Au moins, personne ne visionnera les interviews avant d'être retransmis au bulletin de demain.

Mère, fière et droite, m'attendait devant la salle insonorisée. Son regard habituel me détailla, et je pus lire sur ses lèvres lorsque je passai devant elle « Pas de bavure, Queen ». Je serrai les lèvres retenant une repartie cinglante. La porte se ferma dans un claquement, et les poings serrés, je regardai le journaliste chauve et bidonnant s'essuyer le front avec son mouchoir de soie orange.

— Si vous voulez bien vous installer, Votre Altesse.

Il me montra la chaise face à lui sur laquelle plusieurs caméras étaient braquées.

Il paraissait nerveux, mais ce n'était qu'une façade. Je pouvais sentir dans son odeur que tout était finement préparé, trop parfait, à l'instar du Démon. Il cachait ses véritables intentions derrière son odeur dans le but d'endormir ma méfiance et d'obtenir de moi les informations qu'il cherchait. Ce qui était dommage pour lui, j'étais conditionnée pour ne révéler aucune information sous le coup de n'importe quelle torture, sauf, si je le souhaitais réellement, et seulement, afin de l'utiliser à mon avantage.

Je pris place sur le siège qui m'était attribué, tout en écoutant d'une oreille les absurdités qu'il débittait : « Cette salle est insonorisée... », « Il n'y a que vous et moi ici... », « Soyez la plus honnête possible... », ou encore « Nous commencerons lorsque vous serez prête... ».

Je me retins de lever les yeux au ciel.

— Nous allons pouvoir commencer, Votre Altesse. La caméra n'est pas encore allumée, souhaitez-vous vous confier ? Je sais que cela peut être très dur de vivre dans notre monde, surtout une jeune Princesse recluse et précieuse telle que vous, qui se cachait jusqu'alors dans l'ombre de son jumeau talentueux.

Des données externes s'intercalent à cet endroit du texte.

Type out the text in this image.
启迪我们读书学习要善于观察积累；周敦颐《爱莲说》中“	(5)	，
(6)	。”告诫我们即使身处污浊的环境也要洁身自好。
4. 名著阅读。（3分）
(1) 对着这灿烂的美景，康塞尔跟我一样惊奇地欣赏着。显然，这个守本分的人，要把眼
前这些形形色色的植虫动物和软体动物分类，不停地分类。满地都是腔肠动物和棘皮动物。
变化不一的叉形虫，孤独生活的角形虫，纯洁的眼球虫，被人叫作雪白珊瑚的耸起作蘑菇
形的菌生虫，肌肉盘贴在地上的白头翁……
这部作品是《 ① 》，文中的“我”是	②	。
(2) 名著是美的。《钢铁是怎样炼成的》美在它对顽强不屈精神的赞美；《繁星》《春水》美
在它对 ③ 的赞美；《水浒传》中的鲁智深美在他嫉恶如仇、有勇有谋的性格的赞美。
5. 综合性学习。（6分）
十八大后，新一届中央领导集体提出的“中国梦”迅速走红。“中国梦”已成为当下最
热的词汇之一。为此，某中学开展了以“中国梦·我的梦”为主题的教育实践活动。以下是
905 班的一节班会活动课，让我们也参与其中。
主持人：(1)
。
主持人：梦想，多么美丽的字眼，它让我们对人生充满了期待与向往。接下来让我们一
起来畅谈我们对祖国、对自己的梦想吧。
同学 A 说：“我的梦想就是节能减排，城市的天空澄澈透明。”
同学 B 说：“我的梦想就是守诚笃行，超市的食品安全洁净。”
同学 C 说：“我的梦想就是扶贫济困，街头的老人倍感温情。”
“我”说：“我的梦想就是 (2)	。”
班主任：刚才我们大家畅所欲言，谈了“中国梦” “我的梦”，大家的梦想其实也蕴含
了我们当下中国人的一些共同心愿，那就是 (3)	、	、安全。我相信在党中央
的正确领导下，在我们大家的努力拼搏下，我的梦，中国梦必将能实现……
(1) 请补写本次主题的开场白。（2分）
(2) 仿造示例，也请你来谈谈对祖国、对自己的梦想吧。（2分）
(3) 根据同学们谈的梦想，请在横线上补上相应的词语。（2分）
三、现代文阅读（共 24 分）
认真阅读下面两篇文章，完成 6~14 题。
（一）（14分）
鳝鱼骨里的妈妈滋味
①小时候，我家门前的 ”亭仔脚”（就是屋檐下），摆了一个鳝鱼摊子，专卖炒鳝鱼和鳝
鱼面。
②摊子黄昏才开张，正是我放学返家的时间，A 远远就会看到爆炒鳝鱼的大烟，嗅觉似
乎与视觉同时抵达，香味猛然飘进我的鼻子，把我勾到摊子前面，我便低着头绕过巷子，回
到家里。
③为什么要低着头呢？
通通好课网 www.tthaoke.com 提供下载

Je me crispai. Il s'approcha légèrement, posant ses coudes sur ses genoux, mais son ventre bidonnant l'en empêchait réellement. Je me retins de rire de justesse, tant cette scène était absurde.

— Nous pourrions peut-être discuter d'une tactique spéciale, ou encore...

Le nerveux journaliste transpirant et bidonnant, changea totalement et se transforma en homme au regard acéré et au sourire cruel.

Bien... il montre enfin son vrai visage.

— ... d'une liaison secrète avec l'un de vos gardes par exemple, cela ne sortira pas d'ici bien évidemment.

Toute envie de rire s'évapora et le faux sourire que j'avais placardé manqua de s'évanouir, au point que ma lèvre tremblota imperceptiblement. Le regard acéré et sans émotion que je lui lançai n'empêcha nullement les pensées qui se bousculaient dans ma tête.

Est-il au courant pour Zaïan ? Impossible. C'est une coïncidence pour me faire réagir.

Me croyait-il si stupide ? Croyait-il vraiment que je n'allais pas remarquer que les caméras étaient allumées dès lors que j'avais franchi cette porte ?

Le rire faux et calculé qui sortit de ma gorge le déconcerta, et je fus moi-même surprise d'être une aussi bonne actrice. Lorsque je m'arrêtai d'un coup, le regard vissé dans le sien, je vis une goutte de sueur perler le long de sa tempe et j'entendis sa salive descendre dans sa gorge devenue soudainement sèche. Cette fois-ci, il ne feintait plus sa nervosité.

— Ne me prenez pas pour une imbécile, je n'aime pas ça. Vous êtes si vicieux, vous, les renards, soulignai-je stoïque et imperturbable.

Entendre ma voix sans timbre et sans émotion m'effrayait tout autant que lui, et ce, à chaque fois ; c'était comme si une autre personne parlait à ma place.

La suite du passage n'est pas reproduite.